By Sarah N. Lynch, Nathan Layne and Andrew Goudsward
WASHINGTON (Reuters) – President Donald Trump on Monday pardoned nearly everyone criminally charged with participating in the Jan. 6, 2021, attack on the U.S. Capitol, in a show of solidarity with supporters who stormed the seat of American power in his name.
The act effectively wipes away legal consequences for all but 14 of the nearly 1,590 people charged over the riot. The exceptions, members of the far-right Proud Boys and Oath Keepers organizations, had their sentences ended early and will be released from federal prison.
Trump also directed the U.S. attorney general to drop all pending cases related to the riot.
“These people have been destroyed,” Trump, a Republican, said shortly after returning to the Oval Office for the first time since the end of last year. “What they’ve done to these people is outrageous.”
The moves fulfill a campaign promise by Trump to aid supporters who were charged and in many cases imprisoned for crimes committed during the riot, a failed attempt to stop the congressional certification of Democrat Joe Biden’s 2020 election victory.
A White House proclamation called the investigation into the riot a “grave national injustice” and said the pardons would begin a “process of national reconciliation.”
Some federal inmates serving Jan. 6-related sentences could be released as soon as Monday, a Bureau of Prisons spokesperson said.
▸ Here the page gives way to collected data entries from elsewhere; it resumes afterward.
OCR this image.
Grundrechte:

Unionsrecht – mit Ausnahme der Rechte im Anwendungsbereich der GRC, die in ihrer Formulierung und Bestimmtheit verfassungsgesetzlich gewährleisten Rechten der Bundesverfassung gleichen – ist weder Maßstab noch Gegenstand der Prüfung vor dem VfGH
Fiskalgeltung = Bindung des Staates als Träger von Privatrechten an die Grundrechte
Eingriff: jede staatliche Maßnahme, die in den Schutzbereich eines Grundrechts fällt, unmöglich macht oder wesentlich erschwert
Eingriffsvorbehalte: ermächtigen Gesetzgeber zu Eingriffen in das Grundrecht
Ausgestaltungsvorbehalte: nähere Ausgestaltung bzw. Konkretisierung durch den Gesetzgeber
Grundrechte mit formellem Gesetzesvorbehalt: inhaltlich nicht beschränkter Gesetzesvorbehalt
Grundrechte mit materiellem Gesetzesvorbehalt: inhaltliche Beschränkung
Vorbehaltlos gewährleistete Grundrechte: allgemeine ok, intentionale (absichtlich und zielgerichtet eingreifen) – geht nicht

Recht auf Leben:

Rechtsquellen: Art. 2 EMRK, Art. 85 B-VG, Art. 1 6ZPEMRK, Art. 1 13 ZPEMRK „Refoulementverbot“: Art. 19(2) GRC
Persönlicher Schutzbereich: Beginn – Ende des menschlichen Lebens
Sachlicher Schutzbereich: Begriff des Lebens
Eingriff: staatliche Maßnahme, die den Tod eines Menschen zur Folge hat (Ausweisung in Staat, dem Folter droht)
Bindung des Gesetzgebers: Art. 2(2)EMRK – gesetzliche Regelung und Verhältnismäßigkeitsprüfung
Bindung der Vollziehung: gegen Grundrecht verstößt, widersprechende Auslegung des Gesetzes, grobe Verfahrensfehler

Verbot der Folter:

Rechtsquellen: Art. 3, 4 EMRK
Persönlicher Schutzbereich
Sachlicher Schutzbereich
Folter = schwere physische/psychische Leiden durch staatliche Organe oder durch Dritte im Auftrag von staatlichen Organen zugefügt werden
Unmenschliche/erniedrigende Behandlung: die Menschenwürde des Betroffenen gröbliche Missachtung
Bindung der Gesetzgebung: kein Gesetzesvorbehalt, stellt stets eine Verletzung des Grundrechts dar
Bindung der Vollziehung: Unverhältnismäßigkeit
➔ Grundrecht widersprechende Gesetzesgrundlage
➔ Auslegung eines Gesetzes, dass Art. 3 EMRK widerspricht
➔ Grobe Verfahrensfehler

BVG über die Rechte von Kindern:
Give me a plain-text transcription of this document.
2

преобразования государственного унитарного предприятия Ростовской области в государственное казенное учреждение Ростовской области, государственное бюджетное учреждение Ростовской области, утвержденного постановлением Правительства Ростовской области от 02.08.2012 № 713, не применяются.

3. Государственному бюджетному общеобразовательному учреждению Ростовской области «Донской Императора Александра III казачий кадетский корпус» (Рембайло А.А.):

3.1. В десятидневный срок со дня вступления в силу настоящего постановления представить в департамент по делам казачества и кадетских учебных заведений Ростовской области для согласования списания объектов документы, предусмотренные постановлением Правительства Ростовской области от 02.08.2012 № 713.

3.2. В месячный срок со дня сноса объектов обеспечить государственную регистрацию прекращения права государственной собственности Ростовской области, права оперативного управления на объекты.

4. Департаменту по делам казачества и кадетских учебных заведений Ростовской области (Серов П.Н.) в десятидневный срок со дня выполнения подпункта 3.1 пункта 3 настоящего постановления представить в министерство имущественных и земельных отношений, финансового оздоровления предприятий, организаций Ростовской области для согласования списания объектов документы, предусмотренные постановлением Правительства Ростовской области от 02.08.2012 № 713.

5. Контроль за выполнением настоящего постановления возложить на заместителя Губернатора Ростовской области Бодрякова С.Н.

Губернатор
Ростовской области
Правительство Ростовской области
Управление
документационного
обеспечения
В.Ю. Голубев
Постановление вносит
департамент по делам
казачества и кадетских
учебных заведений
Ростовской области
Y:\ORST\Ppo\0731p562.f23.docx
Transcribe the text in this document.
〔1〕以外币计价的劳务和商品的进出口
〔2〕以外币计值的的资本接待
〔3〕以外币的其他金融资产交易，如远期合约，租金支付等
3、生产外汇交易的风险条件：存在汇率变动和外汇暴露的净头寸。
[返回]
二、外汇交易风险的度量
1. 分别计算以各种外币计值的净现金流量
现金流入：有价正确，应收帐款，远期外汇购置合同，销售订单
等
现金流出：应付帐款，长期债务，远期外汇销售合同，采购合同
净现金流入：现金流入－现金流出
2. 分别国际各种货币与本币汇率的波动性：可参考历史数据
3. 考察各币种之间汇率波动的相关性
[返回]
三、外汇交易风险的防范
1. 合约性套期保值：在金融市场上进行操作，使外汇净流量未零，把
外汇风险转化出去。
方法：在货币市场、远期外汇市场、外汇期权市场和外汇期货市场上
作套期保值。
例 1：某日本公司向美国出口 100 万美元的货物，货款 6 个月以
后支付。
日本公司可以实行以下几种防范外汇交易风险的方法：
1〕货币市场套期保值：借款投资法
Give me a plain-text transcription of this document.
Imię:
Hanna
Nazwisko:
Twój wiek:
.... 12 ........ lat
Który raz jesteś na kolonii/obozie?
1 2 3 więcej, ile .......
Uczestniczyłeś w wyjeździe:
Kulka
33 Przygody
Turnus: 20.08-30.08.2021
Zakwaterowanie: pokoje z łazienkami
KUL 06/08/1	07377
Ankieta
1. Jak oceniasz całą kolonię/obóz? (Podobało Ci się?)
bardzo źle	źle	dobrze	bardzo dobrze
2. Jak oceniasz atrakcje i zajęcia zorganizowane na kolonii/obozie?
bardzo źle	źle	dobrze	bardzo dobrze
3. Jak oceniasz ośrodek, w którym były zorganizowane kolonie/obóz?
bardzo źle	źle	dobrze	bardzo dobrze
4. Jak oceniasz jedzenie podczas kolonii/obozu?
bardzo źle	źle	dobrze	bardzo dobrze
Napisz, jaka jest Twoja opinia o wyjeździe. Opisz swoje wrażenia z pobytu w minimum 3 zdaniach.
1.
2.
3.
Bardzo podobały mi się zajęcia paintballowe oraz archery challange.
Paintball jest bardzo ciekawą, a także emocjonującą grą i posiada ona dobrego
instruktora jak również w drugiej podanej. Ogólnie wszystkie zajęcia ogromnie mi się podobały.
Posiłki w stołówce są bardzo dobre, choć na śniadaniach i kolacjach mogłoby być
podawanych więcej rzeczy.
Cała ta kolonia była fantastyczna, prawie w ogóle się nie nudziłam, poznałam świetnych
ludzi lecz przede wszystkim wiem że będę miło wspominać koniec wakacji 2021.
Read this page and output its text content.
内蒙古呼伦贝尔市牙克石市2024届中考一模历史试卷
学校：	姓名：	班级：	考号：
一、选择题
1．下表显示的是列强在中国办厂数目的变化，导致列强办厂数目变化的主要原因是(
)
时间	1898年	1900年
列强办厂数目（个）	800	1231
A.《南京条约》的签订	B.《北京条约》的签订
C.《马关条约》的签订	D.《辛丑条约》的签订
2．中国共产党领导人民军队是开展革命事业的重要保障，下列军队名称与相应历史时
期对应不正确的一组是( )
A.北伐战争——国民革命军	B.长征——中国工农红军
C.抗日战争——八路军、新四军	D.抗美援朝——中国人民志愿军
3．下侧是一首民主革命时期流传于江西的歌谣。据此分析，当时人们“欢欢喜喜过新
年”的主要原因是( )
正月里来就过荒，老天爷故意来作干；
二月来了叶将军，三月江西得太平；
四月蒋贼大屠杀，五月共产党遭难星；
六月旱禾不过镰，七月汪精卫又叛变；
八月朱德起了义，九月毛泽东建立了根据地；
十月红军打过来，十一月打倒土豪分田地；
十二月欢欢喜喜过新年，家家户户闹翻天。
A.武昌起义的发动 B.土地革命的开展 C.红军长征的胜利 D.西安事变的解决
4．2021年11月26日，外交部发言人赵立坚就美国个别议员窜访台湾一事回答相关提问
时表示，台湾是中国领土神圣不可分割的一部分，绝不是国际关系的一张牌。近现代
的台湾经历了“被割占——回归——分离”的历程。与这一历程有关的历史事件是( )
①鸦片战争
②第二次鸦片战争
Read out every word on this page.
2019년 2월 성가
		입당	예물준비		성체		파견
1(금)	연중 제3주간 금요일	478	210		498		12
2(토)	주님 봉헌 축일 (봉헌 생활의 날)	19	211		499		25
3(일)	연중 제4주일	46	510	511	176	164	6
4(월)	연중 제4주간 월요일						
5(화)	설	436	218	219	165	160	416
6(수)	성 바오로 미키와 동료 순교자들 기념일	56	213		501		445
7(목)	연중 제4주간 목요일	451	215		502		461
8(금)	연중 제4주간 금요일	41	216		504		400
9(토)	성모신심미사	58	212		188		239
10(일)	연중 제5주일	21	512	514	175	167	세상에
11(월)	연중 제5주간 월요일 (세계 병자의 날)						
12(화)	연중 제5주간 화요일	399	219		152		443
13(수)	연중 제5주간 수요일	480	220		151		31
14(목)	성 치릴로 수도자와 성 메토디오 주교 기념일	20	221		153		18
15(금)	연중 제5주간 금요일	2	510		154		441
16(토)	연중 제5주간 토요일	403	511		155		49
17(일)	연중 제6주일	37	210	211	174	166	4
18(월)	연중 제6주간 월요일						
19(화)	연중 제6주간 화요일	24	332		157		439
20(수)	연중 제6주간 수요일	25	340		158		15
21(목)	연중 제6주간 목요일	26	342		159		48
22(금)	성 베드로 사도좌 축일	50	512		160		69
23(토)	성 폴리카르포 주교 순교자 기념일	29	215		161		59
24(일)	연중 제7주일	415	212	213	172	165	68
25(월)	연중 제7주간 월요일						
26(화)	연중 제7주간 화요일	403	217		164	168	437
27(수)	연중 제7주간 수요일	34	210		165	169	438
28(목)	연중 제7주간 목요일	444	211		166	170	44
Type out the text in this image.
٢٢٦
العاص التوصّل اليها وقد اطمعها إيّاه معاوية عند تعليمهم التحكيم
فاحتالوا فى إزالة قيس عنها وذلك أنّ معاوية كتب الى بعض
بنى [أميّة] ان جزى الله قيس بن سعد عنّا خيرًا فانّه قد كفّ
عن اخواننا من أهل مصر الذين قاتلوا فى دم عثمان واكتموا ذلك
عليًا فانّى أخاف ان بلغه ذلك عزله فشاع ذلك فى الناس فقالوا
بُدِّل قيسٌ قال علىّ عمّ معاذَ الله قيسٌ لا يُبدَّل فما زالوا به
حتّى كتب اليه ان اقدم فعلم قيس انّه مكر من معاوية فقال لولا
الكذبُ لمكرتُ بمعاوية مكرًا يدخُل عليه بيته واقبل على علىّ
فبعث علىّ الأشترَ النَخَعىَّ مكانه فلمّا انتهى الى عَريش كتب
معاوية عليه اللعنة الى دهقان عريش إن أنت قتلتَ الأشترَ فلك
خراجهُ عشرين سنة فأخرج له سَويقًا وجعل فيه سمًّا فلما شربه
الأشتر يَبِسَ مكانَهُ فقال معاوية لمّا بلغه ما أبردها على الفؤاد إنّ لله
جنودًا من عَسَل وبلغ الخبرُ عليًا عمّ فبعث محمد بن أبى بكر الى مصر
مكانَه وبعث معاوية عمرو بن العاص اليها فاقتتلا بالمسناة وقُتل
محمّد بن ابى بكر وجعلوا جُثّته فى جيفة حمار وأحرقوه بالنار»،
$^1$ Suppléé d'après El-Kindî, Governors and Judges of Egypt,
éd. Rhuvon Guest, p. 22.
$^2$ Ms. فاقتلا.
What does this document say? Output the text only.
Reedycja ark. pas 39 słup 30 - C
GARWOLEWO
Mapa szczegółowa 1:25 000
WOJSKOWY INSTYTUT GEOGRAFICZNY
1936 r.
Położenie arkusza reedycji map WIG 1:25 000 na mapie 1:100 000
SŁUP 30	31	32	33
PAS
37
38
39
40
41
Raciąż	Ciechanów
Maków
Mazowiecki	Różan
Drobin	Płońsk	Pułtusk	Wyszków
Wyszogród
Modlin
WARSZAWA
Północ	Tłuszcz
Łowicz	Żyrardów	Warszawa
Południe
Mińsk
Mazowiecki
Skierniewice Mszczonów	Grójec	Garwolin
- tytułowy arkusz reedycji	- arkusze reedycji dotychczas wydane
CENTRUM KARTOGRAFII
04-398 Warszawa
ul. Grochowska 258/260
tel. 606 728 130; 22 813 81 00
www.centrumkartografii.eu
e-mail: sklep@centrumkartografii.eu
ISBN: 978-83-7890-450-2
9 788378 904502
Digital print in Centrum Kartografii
Thousands descended on the Capitol in 2021 following an incendiary speech by Trump, tearing down barricades, fighting police and sending lawmakers and Trump’s vice president Mike Pence running for their lives as they met to formalize the election result.
The list of pardon recipients include Enrique Tarrio, the former leader of the Proud Boys, who was sentenced to 22 years for seditious conspiracy, the longest of anyone criminally charged in the riot. Tarrio was found guilty of plotting to violently oppose the transfer of power after the 2020 election.
Others pardoned include people convicted of using pipes, poles and chemical spray to assault the police officers who guarded the Capitol. About 140 law enforcement officers were injured in the violence.
Four people died during the chaos, including a Trump supporter who was shot dead by police. Five police officers died of various causes after the attack.
Stewart Rhodes, the former leader of the Oath Keepers militia, was not pardoned, but had his 18-year prison sentence commuted and is set to be released.
Other members of the Proud Boys and Oath Keepers also had their sentences cut short. Prosecutors accused both groups of mobilizing for violence after Trump lost the 2020 election and playing a leading role in instigating the breach of the Capitol.
Grant Tudor, a policy advocate at the advocacy group Protect Democracy, said the pardons sent the message that “if you engage in violence on behalf of the cause, Trump will protect you.”
“These pardons will license future lawbreaking, including violence,” Tudor said.
PARDONS, COMMUTATIONS
More than 600 people were charged with assaulting or obstructing police during the riot, according to U.S. Justice Department figures.
The presidential clemency power includes the ability to remove legal consequences of a conviction through a pardon or to cut short or modify a sentence through a commutation.
The U.S. Constitution gives presidents broad pardon power and there is no legal mechanism for challenging a presidential pardon.
Key Trump allies in recent weeks said they did not expect pardons of people who engaged in violence.
Likewise, Vice President JD Vance in an interview with Fox News earlier this month said, “If you committed violence on that day, obviously you shouldn’t be pardoned.”
AN EXTRAORDINARY COMEBACK
Trump’s decision ends what officials have called the largest investigation in the Justice Department’s history. The FBI and federal prosecutors spent the last four years tracking down and charging people they said participated in a violent attempt to stop the transfer of power after Trump lost the 2020 election.
Trump’s grants of clemency are another indication of his extraordinary political comeback. In the days following the riot, Trump was condemned by his fellow Republicans, banished from prominent social media sites and impeached by the House of Representatives, though he was later acquitted by the Senate.
Trump also faced criminal charges over his efforts to undo his 2020 election loss, a case that sought to hold him responsible for the violence at the Capitol. The charges were dropped after Trump won last year’s election.
Charges against Capitol riot defendants ranged from low-level trespassing offenses to seditious conspiracy against the leaders of the Proud Boys and Oath Keepers groups, who were found to have plotted to use violence to stop the transfer of power.
More than 1,000 people pleaded guilty to federal charges, including 327 who admitted to felonies and 682 who committed misdemeanor offenses. A further 221 were found guilty following a trial, according to Justice Department figures.
About 1,100 were sentenced, including 667 defendants who were sent to prison, according to the data.
Trump’s move came after Biden made aggressive use of the pardon power in his final weeks as president. He pardoned his son, Hunter, who had been convicted on gun and tax charges, and later other members of his family.
Biden on Monday issued preemptive pardons for some top targets of Trump and his supporters including Mark Milley, former chairman of the Joint Chiefs of Staff, and members of the congressional panel that investigated the Capitol riot.